Rochester sits with Antoinette at night, drinking rum and listening to the noise of the insects. She pleads with him to stop ignoring her and asks him why he hates her. He assures her he does not hate her, that only greatly worries about her—but he admits to himself he is lying. They discuss Rochester's Christian God and Antoinette's belief in "two deaths."
When Rochester mentions his conversation with Daniel Cosway, Antoinette calls Daniel a liar and insists there is another side to the Cosway story: the "true story" of her family. Antoinette begins this story by describing her father's death and her family's ensuing poverty and isolation. She speaks of her mother's shame in her, of Christophine's loyalty, and of her own oppressive sadness.
When Antoinette describes the fire and calls Coulibri a place "sacred to the sun," Rochester begins to suspect she is lying. Perhaps sensing his doubt, she changes her subject. She describes her stay in Aunt Cora's house, where she recovered from her fever, but she glosses over Pierre's death and her mother's hatred for Mr. Mason (her mother blamed him for the fire and even tried to kill him, after which Antoinette was placed in the care of a black couple). When Antoinette recounts her harrowing last visit with her mother, at the house of the caretakers, she becomes quiet and starts murmuring, then laughing in a way that troubles Rochester.
Calling Antoinette "Bertha," Rochester questions her about her morning trip to Christophine's. He agrees with Christophine's suggestion that he and Antoinette spend time apart, which prompts Antoinette to become pensive and quiet. As they ready for bed, Rochester again calls Antoinette "Bertha," a name she hates but demurely accepts. She pours out two glasses of wine and hands one to her husband, which we later learn contains the obeah potion.
Night has now fallen at Coulibri Estate. Earlier, when Antoinette and Rochester visit the homes of Christophine and Daniel, respectively, the day's light is dazzling. Symbolic of reason and "enlightenment," the daytime setting mirrors the characters' quest for insight and guidance. The darkening night in this section symbolizes a shift towards the irrational, enigmatic world of passion and violence.

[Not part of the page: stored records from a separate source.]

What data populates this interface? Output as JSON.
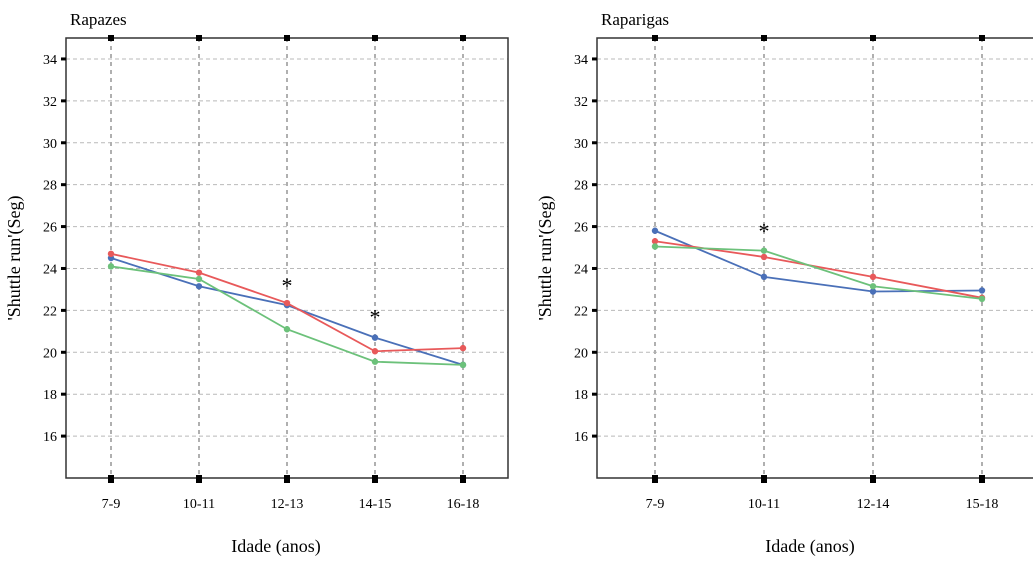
{
  "chart_data": [
    {
      "type": "line",
      "title": "Rapazes",
      "xlabel": "Idade (anos)",
      "ylabel": "'Shuttle run'(Seg)",
      "categories": [
        "7-9",
        "10-11",
        "12-13",
        "14-15",
        "16-18"
      ],
      "ylim": [
        14,
        35
      ],
      "yticks": [
        16,
        18,
        20,
        22,
        24,
        26,
        28,
        30,
        32,
        34
      ],
      "grid": true,
      "series": [
        {
          "color": "#4a70b8",
          "values": [
            24.5,
            23.15,
            22.25,
            20.7,
            19.4
          ]
        },
        {
          "color": "#e8595a",
          "values": [
            24.7,
            23.8,
            22.35,
            20.05,
            20.2
          ]
        },
        {
          "color": "#6cc17a",
          "values": [
            24.1,
            23.5,
            21.1,
            19.55,
            19.4
          ]
        }
      ],
      "annotations": [
        {
          "text": "*",
          "category": "12-13",
          "y": 23.4
        },
        {
          "text": "*",
          "category": "14-15",
          "y": 21.9
        }
      ]
    },
    {
      "type": "line",
      "title": "Raparigas",
      "xlabel": "Idade (anos)",
      "ylabel": "'Shuttle run'(Seg)",
      "categories": [
        "7-9",
        "10-11",
        "12-14",
        "15-18"
      ],
      "ylim": [
        14,
        35
      ],
      "yticks": [
        16,
        18,
        20,
        22,
        24,
        26,
        28,
        30,
        32,
        34
      ],
      "grid": true,
      "series": [
        {
          "color": "#4a70b8",
          "values": [
            25.8,
            23.6,
            22.9,
            22.95
          ]
        },
        {
          "color": "#e8595a",
          "values": [
            25.3,
            24.55,
            23.6,
            22.6
          ]
        },
        {
          "color": "#6cc17a",
          "values": [
            25.05,
            24.85,
            23.15,
            22.55
          ]
        }
      ],
      "annotations": [
        {
          "text": "*",
          "category": "10-11",
          "y": 26.0
        }
      ]
    }
  ]
}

The scene opens with Rochester pushing a telescope to one end of the table to make room for a decanter of rum. Used to chart the course of the skies during transatlantic voyages, the telescope enabled European explorers to find their way to the West Indies. When Rochester pushes it aside, he symbolically rejects the European means of knowledge and colonial power. In the telescope's place he puts rum, a specifically Caribbean alcohol; he surrenders himself to the intoxications and enchantments of a foreign place. At a few points during his conversation with Antoinette, Rochester asks his wife to postpone their talk until daylight, thinking to himself, "But this is not the place or the time . . . not in this long dark veranda with the candles burning low and the watching, listening night outside." Nonetheless, Rochester continues to listen and pour rum, ceding control to the delirious effects of the night, the alcohol, and eventually, the potion.

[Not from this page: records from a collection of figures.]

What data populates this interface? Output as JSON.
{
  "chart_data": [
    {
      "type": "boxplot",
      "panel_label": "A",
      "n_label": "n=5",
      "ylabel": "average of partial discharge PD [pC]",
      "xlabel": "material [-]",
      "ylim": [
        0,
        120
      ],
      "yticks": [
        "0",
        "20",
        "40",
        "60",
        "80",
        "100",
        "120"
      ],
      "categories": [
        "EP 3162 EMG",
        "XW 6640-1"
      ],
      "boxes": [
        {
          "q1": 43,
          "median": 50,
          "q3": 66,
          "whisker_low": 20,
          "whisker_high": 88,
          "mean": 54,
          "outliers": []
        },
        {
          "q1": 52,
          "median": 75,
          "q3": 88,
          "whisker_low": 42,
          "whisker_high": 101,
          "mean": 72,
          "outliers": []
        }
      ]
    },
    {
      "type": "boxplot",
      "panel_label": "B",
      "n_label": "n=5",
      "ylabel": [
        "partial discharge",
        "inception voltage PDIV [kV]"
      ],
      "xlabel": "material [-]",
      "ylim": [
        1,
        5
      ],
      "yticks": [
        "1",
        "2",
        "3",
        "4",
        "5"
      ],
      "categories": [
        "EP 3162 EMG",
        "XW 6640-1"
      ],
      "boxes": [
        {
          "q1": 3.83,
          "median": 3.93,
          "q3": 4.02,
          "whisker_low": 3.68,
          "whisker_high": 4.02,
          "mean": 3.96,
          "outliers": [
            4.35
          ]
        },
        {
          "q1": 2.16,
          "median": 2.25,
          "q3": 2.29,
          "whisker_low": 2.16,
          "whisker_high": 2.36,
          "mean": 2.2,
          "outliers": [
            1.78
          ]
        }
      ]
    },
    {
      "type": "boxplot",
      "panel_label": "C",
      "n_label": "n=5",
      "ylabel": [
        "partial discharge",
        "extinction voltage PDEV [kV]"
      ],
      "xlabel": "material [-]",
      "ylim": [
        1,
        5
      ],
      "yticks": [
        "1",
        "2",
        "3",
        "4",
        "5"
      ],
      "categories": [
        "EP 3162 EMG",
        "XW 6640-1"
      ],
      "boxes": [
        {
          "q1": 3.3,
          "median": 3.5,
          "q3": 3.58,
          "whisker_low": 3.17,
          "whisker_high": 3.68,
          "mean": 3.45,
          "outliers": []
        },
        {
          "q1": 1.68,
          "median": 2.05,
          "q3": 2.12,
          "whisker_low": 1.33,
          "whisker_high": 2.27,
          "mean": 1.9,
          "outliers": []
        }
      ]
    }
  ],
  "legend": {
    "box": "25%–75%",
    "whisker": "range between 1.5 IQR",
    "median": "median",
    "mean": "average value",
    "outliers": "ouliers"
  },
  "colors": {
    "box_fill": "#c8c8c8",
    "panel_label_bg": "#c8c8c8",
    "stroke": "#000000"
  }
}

Antoinette herself searches for truth, but cannot find it. She asks her husband to explain why he hates and ignores her, but he will not answer. Rochester evades her questions, either responding with a question of his own or answering enigmatically. When asked why he never kisses her, he says, "I have a reason," then whispers, "My God"; but Antoinette cannot understand his God. She wants a concrete answer, not an abstract reference to something she cannot feel or see. When telling Rochester of her childhood in Coulibri, Antoinette describes in detail a wrought-iron handrail, saying, "It was curved like a question mark and when I put my hand on it, the iron was warm and I was comforted." The handrail seems to pose its own question and then provides its own answer, guiding Antoinette up and down the stairs and offering support; she can hold onto its answer. Antoinette cannot, however, hold onto her husband's answers, and she finds no comfort in the floating questions about her marriage.

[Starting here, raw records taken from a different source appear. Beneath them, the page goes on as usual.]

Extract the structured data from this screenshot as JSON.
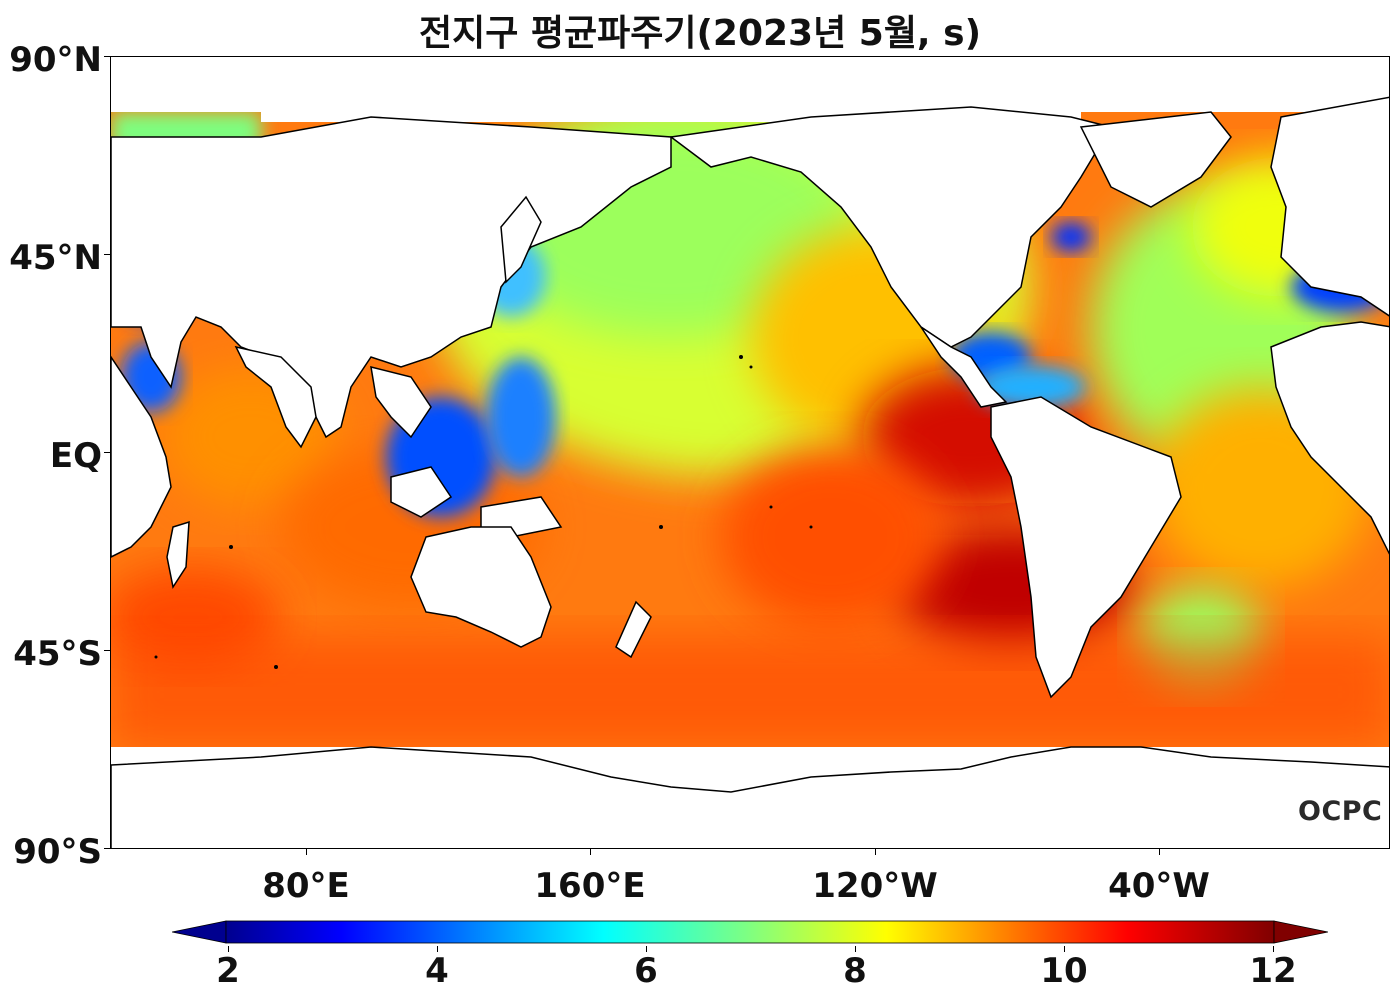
{
  "title": "전지구 평균파주기(2023년 5월, s)",
  "map": {
    "variable": "mean wave period",
    "unit": "s",
    "projection": "equirectangular, Pacific-centered",
    "ocean_colormap": "jet"
  },
  "axes": {
    "y_ticks": [
      "90°N",
      "45°N",
      "EQ",
      "45°S",
      "90°S"
    ],
    "x_ticks": [
      "80°E",
      "160°E",
      "120°W",
      "40°W"
    ]
  },
  "colorbar": {
    "ticks": [
      "2",
      "4",
      "6",
      "8",
      "10",
      "12"
    ],
    "min": 2,
    "max": 12,
    "extend": "both",
    "colors": [
      "#00007f",
      "#0000ff",
      "#0080ff",
      "#00ffff",
      "#80ff80",
      "#ffff00",
      "#ff8000",
      "#ff0000",
      "#7f0000"
    ]
  },
  "logo": "OCPC"
}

Antoinette's tale about her mother's demise has an eerie similarity to her own life. When she recalls seeing the black caretaker abuse her mother, she says, "Then she seemed to grow tired and sat down in the rocking-chair. I saw the man lift her up out of the chair and kiss her." Several paragraphs later, when Antoinette grows silent and limp, Rochester reenacts this scene: "I put my arms round her to help her up," he writes, "I kissed her, but she drew away." Antoinette appears to be transforming into her mother, a powerless and manhandled woman.